Cronenberg brings 'Antiviral' home 0
Director Brandon Cronenberg speaks at the Telefilm Canada's Talent To Watch: Canadian Directors Industry Panel during the 2012 Toronto International Film Festival on September 7, 2012 in Toronto, Canada. (Alberto E. Rodriguez/AFP)
Brandon Cronenberg debuted his first feature film, the science fiction horror drama Antiviral, at the Cannes Film Festival in May. Then he got down to re-editing his opus before bringing it home to the Toronto International Film Festival.
"We hadn't really had time to step away from the film and see it again with fresh eyes," Cronenberg said at TIFF, just as he showed Toronto a new revised version with nearly six minutes of footage taken out. Antiviral is now streamlined, tighter, more fluid.
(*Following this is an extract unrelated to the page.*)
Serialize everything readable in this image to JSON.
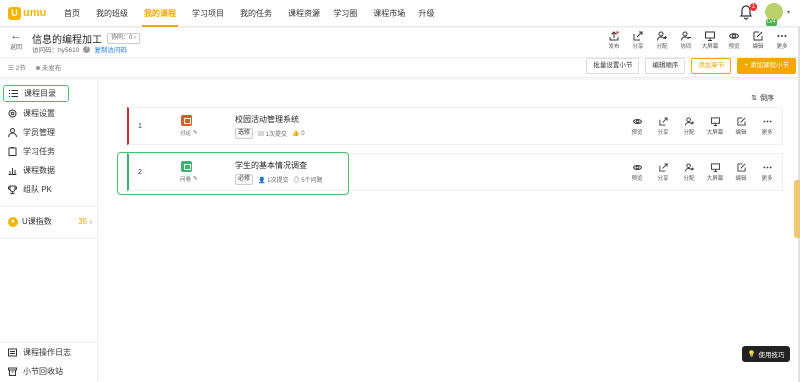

"It was a little nerve-wracking," Cronenberg admitted about his first experience at Cannes, although his filmmaker father, David Cronenberg, has had a long and rich relationship with Cannes. "It was very weird," Cronenberg the Younger said. "The thing about Cannes is that it is so far removed from my day-to-day life, obviously. So it's hard to reconcile."
The TIFF experience, with Antiviral as a special presentation, is entirely different. "Even more so than the category, just being at TIFF in any capacity is great. Partly because it is my home town and also because I do have a prior history with the festival." Cronenberg showed shorts there in the past, including his student film Broken Tulips, which was inspired by the Antiviral feature film script.
The editing of Antiviral was difficult. Cronenberg had to excise one of his favourite sequence of scenes. But it was necessary to keep up the pace of the film.
"It kept me up for weeks, even after I made the decision," he confessed. "I had horrible insomnia because it was agony to take that stuff out. But it's just that, at the end of the day, the new version is a better film.
"All that stuff, it's stuff that I really liked. But it's stuff that structurally was a problem because it was right at a point when the film was really picking up speed."